Increasingly, pharmacological research and clinical applications call for standards traceable not just by name but by analytic lineage. Our protocols for Ketanserin Tartrate evolve through customer input and regular industry benchmarking, never standing still on yesterday’s results. Transitioning from small-scale research synthesis to semi-bulk manufacturing required investments in both hardware and know-how. That learning curve eliminated inefficiencies that previously affected particle quality or tied up reactor space.
With each batch, with each analysis, with each researcher request for support, we reinforce our belief that the people closest to production know best how to anticipate and solve problems. Our approach to Ketanserin Tartrate exemplifies the difference between a supply chain rooted in real laboratory process and one that merely stocks chemicals until a buyer appears. Through this focus, we believe our customer partners consistently achieve higher data quality and scientific output.
Over the years, our experience has shown time and again that the relationship between manufacturer and researcher is central to getting Ketanserin Tartrate right. Each decision—from sourcing starting materials, developing purification methods, packaging for maximum shelf life, and responding quickly to complaints—feeds into the product’s final value for the scientist on the bench.
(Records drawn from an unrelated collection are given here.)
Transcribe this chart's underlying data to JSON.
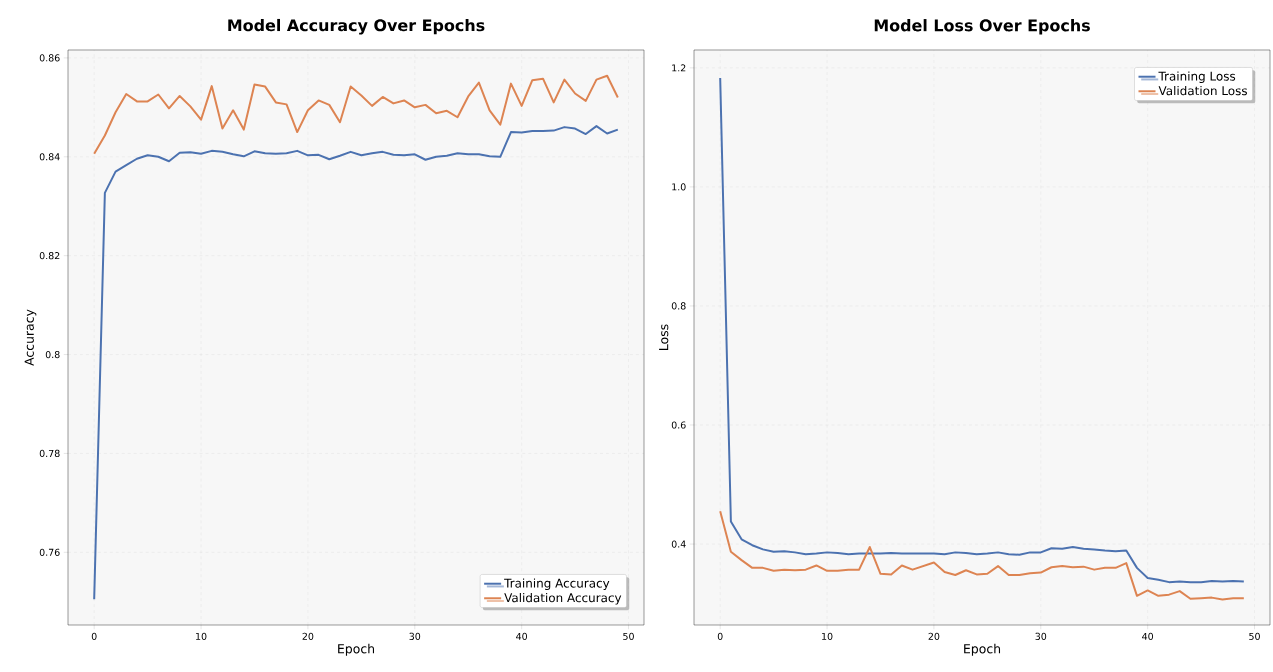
{
  "chart_data": [
    {
      "type": "line",
      "title": "Model Accuracy Over Epochs",
      "xlabel": "Epoch",
      "ylabel": "Accuracy",
      "x": [
        0,
        1,
        2,
        3,
        4,
        5,
        6,
        7,
        8,
        9,
        10,
        11,
        12,
        13,
        14,
        15,
        16,
        17,
        18,
        19,
        20,
        21,
        22,
        23,
        24,
        25,
        26,
        27,
        28,
        29,
        30,
        31,
        32,
        33,
        34,
        35,
        36,
        37,
        38,
        39,
        40,
        41,
        42,
        43,
        44,
        45,
        46,
        47,
        48,
        49
      ],
      "series": [
        {
          "name": "Training Accuracy",
          "color": "#4c72b0",
          "values": [
            0.7505,
            0.8327,
            0.837,
            0.8383,
            0.8396,
            0.8403,
            0.84,
            0.8391,
            0.8408,
            0.8409,
            0.8406,
            0.8412,
            0.841,
            0.8405,
            0.8401,
            0.8411,
            0.8407,
            0.8406,
            0.8407,
            0.8412,
            0.8403,
            0.8404,
            0.8395,
            0.8402,
            0.841,
            0.8403,
            0.8407,
            0.841,
            0.8404,
            0.8403,
            0.8405,
            0.8394,
            0.84,
            0.8402,
            0.8407,
            0.8405,
            0.8405,
            0.8401,
            0.84,
            0.845,
            0.8449,
            0.8452,
            0.8452,
            0.8453,
            0.846,
            0.8457,
            0.8446,
            0.8462,
            0.8447,
            0.8455
          ]
        },
        {
          "name": "Validation Accuracy",
          "color": "#dd8452",
          "values": [
            0.8406,
            0.8443,
            0.849,
            0.8527,
            0.8512,
            0.8512,
            0.8526,
            0.8498,
            0.8523,
            0.8502,
            0.8475,
            0.8543,
            0.8457,
            0.8494,
            0.8455,
            0.8546,
            0.8542,
            0.851,
            0.8506,
            0.845,
            0.8494,
            0.8514,
            0.8505,
            0.847,
            0.8542,
            0.8524,
            0.8503,
            0.8521,
            0.8508,
            0.8514,
            0.85,
            0.8505,
            0.8488,
            0.8493,
            0.848,
            0.8522,
            0.855,
            0.8494,
            0.8465,
            0.8548,
            0.8503,
            0.8555,
            0.8558,
            0.851,
            0.8556,
            0.8528,
            0.8513,
            0.8556,
            0.8564,
            0.852
          ]
        }
      ],
      "xlim": [
        -2.45,
        51.45
      ],
      "ylim": [
        0.7453,
        0.8616
      ],
      "xticks": [
        0,
        10,
        20,
        30,
        40,
        50
      ],
      "yticks": [
        0.76,
        0.78,
        0.8,
        0.82,
        0.84,
        0.86
      ],
      "grid": true,
      "legend": "bottom right",
      "marker": "none",
      "line_style": "solid"
    },
    {
      "type": "line",
      "title": "Model Loss Over Epochs",
      "xlabel": "Epoch",
      "ylabel": "Loss",
      "x": [
        0,
        1,
        2,
        3,
        4,
        5,
        6,
        7,
        8,
        9,
        10,
        11,
        12,
        13,
        14,
        15,
        16,
        17,
        18,
        19,
        20,
        21,
        22,
        23,
        24,
        25,
        26,
        27,
        28,
        29,
        30,
        31,
        32,
        33,
        34,
        35,
        36,
        37,
        38,
        39,
        40,
        41,
        42,
        43,
        44,
        45,
        46,
        47,
        48,
        49
      ],
      "series": [
        {
          "name": "Training Loss",
          "color": "#4c72b0",
          "values": [
            1.183,
            0.438,
            0.408,
            0.398,
            0.391,
            0.387,
            0.388,
            0.386,
            0.383,
            0.384,
            0.386,
            0.385,
            0.383,
            0.384,
            0.384,
            0.384,
            0.385,
            0.384,
            0.384,
            0.384,
            0.384,
            0.383,
            0.386,
            0.385,
            0.383,
            0.384,
            0.386,
            0.383,
            0.382,
            0.386,
            0.386,
            0.393,
            0.392,
            0.395,
            0.392,
            0.391,
            0.389,
            0.388,
            0.389,
            0.36,
            0.343,
            0.34,
            0.336,
            0.337,
            0.336,
            0.336,
            0.338,
            0.337,
            0.338,
            0.337
          ]
        },
        {
          "name": "Validation Loss",
          "color": "#dd8452",
          "values": [
            0.455,
            0.387,
            0.373,
            0.36,
            0.36,
            0.355,
            0.357,
            0.356,
            0.357,
            0.364,
            0.355,
            0.355,
            0.357,
            0.357,
            0.395,
            0.35,
            0.349,
            0.364,
            0.357,
            0.363,
            0.369,
            0.353,
            0.348,
            0.356,
            0.349,
            0.35,
            0.363,
            0.348,
            0.348,
            0.351,
            0.352,
            0.361,
            0.363,
            0.361,
            0.362,
            0.357,
            0.36,
            0.36,
            0.368,
            0.313,
            0.322,
            0.313,
            0.315,
            0.321,
            0.308,
            0.309,
            0.31,
            0.307,
            0.309,
            0.309
          ]
        }
      ],
      "xlim": [
        -2.45,
        51.45
      ],
      "ylim": [
        0.264,
        1.23
      ],
      "xticks": [
        0,
        10,
        20,
        30,
        40,
        50
      ],
      "yticks": [
        0.4,
        0.6,
        0.8,
        {
          "value": 1.0,
          "label": "1.0"
        },
        1.2
      ],
      "grid": true,
      "legend": "top right",
      "marker": "none",
      "line_style": "solid"
    }
  ]
}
By controlling every step, welcoming rigorous third-party and internal feedback, and prioritizing open communication about variance and solutions, we have built a product that outperforms market offerings whose origins and composition remain unclear.
For researchers, clinicians, and industry partners who depend on tight experimental controls, consistency and transparency matter more than price per gram or shipping speed. Our Ketanserin Tartrate reflects that, providing a dependable platform for experiments, formulation work, and analytical studies across the chemical, pharmacological, and clinical development landscape. In an industry often driven by volume, margins, and logistics, the chance to build reliability, trust, and reproducibility sits at the core of what it means to be a true chemical manufacturer.